A5 P44 400円 20090503発行
生徒会長×コンピ研部長氏 全年齢
ナナメさんにおねだりしたイラストを元に
かなり糖度の高い連作短編を三つ
ハルヒちゃんネタもあります

表紙:ナナメさん

書店委託:ガタケットSHOP 95.jpg

 なんだか最近ついてなかった。
 親友だと思っていた相手には避けられるし、ちょっと風邪気味でふらふらしてるし、たまたま予習してなかった授業では当てられるし、体育あるのはわかってたのに体操着忘れるし、財布にお金入れるのも忘れてきたし、注意力が散漫になっている自覚もあった。
 だからさっさと家に帰ろうと、急いでいたんだ。

「キミ、待ちたまえ」

 後ろから声をかけられたことに気が付いてはいた。
 だけど考えてもみてほしい。
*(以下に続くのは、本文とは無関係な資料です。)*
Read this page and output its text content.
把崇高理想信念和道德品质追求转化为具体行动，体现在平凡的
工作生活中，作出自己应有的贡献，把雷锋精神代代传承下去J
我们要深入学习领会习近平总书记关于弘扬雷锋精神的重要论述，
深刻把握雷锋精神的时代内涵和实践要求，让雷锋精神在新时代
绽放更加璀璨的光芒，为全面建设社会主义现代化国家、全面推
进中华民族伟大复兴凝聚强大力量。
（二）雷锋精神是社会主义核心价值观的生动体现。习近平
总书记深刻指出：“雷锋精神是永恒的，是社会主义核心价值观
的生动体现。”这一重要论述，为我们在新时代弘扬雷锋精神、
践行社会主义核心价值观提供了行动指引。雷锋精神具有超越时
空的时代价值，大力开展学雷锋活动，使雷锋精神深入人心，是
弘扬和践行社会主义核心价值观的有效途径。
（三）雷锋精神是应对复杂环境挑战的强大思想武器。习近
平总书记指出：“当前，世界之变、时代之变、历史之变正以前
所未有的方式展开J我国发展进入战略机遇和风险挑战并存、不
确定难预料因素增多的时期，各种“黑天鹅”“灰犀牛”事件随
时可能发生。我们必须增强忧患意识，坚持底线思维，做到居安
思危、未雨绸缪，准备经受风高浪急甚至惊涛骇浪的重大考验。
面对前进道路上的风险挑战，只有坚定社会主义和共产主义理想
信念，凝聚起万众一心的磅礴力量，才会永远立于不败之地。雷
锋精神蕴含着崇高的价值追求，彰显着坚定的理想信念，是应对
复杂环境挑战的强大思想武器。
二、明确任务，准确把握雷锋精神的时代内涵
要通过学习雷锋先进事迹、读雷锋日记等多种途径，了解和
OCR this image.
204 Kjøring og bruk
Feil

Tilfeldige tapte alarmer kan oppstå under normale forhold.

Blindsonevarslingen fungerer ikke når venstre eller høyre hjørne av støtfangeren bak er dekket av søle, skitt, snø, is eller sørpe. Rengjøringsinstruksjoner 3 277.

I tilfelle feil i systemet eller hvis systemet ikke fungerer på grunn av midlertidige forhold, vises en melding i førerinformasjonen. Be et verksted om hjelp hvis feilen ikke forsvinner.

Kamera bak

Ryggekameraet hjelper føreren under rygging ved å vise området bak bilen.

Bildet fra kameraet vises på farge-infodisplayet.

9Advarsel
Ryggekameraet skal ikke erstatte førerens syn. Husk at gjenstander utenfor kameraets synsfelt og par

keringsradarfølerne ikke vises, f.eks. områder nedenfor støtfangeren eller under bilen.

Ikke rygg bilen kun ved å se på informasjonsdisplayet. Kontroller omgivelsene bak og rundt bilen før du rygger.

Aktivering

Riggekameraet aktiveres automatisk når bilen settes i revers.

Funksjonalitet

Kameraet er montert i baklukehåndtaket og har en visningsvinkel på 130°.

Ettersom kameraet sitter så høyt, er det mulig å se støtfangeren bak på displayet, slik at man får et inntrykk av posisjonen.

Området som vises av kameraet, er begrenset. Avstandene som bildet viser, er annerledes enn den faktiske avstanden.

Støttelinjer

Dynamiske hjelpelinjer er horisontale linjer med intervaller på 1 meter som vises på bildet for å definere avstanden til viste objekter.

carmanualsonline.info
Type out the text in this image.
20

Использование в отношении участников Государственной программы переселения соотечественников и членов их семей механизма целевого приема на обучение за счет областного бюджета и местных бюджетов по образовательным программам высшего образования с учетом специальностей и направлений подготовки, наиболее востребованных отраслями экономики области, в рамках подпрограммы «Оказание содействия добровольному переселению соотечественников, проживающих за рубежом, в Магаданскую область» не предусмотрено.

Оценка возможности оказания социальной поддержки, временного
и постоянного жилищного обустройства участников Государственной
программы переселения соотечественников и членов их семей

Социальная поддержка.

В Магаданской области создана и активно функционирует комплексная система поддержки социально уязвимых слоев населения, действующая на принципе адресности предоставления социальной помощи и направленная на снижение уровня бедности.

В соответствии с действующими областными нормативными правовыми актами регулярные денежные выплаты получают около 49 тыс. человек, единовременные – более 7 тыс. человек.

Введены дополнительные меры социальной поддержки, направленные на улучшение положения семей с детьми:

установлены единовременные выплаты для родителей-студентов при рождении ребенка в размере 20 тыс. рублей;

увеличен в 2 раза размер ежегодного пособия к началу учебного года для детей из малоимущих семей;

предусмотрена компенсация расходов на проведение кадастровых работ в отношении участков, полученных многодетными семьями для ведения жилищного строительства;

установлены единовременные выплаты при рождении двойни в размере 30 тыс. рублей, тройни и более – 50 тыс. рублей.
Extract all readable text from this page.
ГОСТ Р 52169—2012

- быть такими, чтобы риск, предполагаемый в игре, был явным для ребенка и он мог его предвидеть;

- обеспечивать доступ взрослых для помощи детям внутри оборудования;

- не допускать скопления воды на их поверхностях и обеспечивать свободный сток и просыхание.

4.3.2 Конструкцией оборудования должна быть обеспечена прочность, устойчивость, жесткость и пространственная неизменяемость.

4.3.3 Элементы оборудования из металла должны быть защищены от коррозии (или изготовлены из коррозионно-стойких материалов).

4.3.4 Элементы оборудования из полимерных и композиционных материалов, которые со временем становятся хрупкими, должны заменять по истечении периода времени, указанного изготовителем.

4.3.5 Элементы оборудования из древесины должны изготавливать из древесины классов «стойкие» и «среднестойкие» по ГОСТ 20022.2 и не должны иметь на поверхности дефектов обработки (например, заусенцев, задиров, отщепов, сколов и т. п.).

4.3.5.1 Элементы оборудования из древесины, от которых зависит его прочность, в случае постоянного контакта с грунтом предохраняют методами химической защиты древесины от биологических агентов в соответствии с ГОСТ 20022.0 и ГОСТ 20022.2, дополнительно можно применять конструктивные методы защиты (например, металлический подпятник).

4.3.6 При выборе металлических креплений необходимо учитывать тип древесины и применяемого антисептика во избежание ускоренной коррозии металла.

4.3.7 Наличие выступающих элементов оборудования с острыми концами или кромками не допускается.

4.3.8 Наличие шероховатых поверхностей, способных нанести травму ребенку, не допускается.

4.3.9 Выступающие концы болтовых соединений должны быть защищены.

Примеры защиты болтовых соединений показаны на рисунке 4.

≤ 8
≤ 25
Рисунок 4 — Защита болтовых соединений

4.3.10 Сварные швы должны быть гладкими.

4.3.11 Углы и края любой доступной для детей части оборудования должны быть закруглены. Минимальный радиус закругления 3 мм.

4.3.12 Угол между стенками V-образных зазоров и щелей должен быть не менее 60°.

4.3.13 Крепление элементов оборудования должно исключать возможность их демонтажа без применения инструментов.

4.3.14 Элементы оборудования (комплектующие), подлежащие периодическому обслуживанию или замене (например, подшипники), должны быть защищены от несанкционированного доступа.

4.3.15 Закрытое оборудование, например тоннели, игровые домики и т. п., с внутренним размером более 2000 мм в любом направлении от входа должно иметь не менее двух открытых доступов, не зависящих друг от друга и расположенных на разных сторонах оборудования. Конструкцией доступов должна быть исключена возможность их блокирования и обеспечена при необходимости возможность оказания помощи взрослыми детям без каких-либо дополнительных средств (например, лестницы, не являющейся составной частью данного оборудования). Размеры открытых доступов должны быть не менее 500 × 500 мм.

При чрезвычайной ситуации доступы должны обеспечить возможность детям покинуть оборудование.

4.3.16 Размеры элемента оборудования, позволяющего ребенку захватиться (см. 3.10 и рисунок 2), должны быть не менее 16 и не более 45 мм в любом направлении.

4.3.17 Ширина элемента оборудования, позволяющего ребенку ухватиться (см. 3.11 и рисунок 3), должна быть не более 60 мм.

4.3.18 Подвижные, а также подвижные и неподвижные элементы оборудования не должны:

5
声を掛けてきた相手は、最近ずっと僕を避けていた男で、口を聞くどころか視界に入るのも迷惑といわんばかりの態度を取り、こちらから思い切って声を掛けても無視されるような状況がずっと続いていたんだ。
 古い付き合いなのにあんまりじゃないかと詰っても、返ってくるのは冷たい視線だけで、……そんな状態がずっと続いていたんだから、まさか自分に対して声がかかるだなんて思わないのは当たり前だろ? だからてっきり僕以外の誰かに声を掛けたんだと思って、そのまま階段を下りていこうとした。
「おい、待てと言ってるだろう」
「うわっ」
 いきなり肩を引かれて、足を踏み出しかけていた僕はそのままあっさり階段で足を踏み外した。足首に鋭く強い痛みが走り、悲鳴が上がる。次いで襲い来るだろう衝撃に目を閉じて身構えていたけれど、予期していた痛みは訪れなかった。
「……あ、あれ?」
「驚かせたようだな、すまない。平気か?」
 低くて聞き取りやすい耳触りの良い声が、耳に吹き込まれて背筋がぞわりとする。後ろから抱き竦めるような形で抱えられているのだと気が付いて、かあっと顔が熱くなった。
「は、離してくれっ」
 慌てて腕を引き剥がす。彼の腕が割にあっさり離れたことにほっと息を吐きながら足を降ろした途端、それが襲ってきた。
「いっ……」
 ズキッとした痛みが足下から脊髄まで一気に駆け上がる。あまりの痛みに叫ぶことすら出来ず、僕はその場に蹲った。
「おい、どうした?」
 彼の声は聞こえていたけれど、答えらることができなかった。痛みの元に手を伸ばせば、靴下越しにもはっきりと腫れて熱を持っていることが感じられる。
 捻っちゃったんだな……。
 とにかく少しでも痛みから意識を散らそうと、深呼吸してみる。深く息を吸い込み、ゆっくり吐き出した。それを何度か繰り返していると、少しだけ痛みが和らぎ落ち着いてきた気がする。
 じくじくと痛む足首にそっと力を入れると、ズキンと鋭い痛みが走った。だけどさっきと比べると、覚悟していた分もあってか大分マシだ。
 動けないほどじゃないな。
 そう判断して、手摺に捕まりながら立ち上がろうとしたら、再び声がかかった。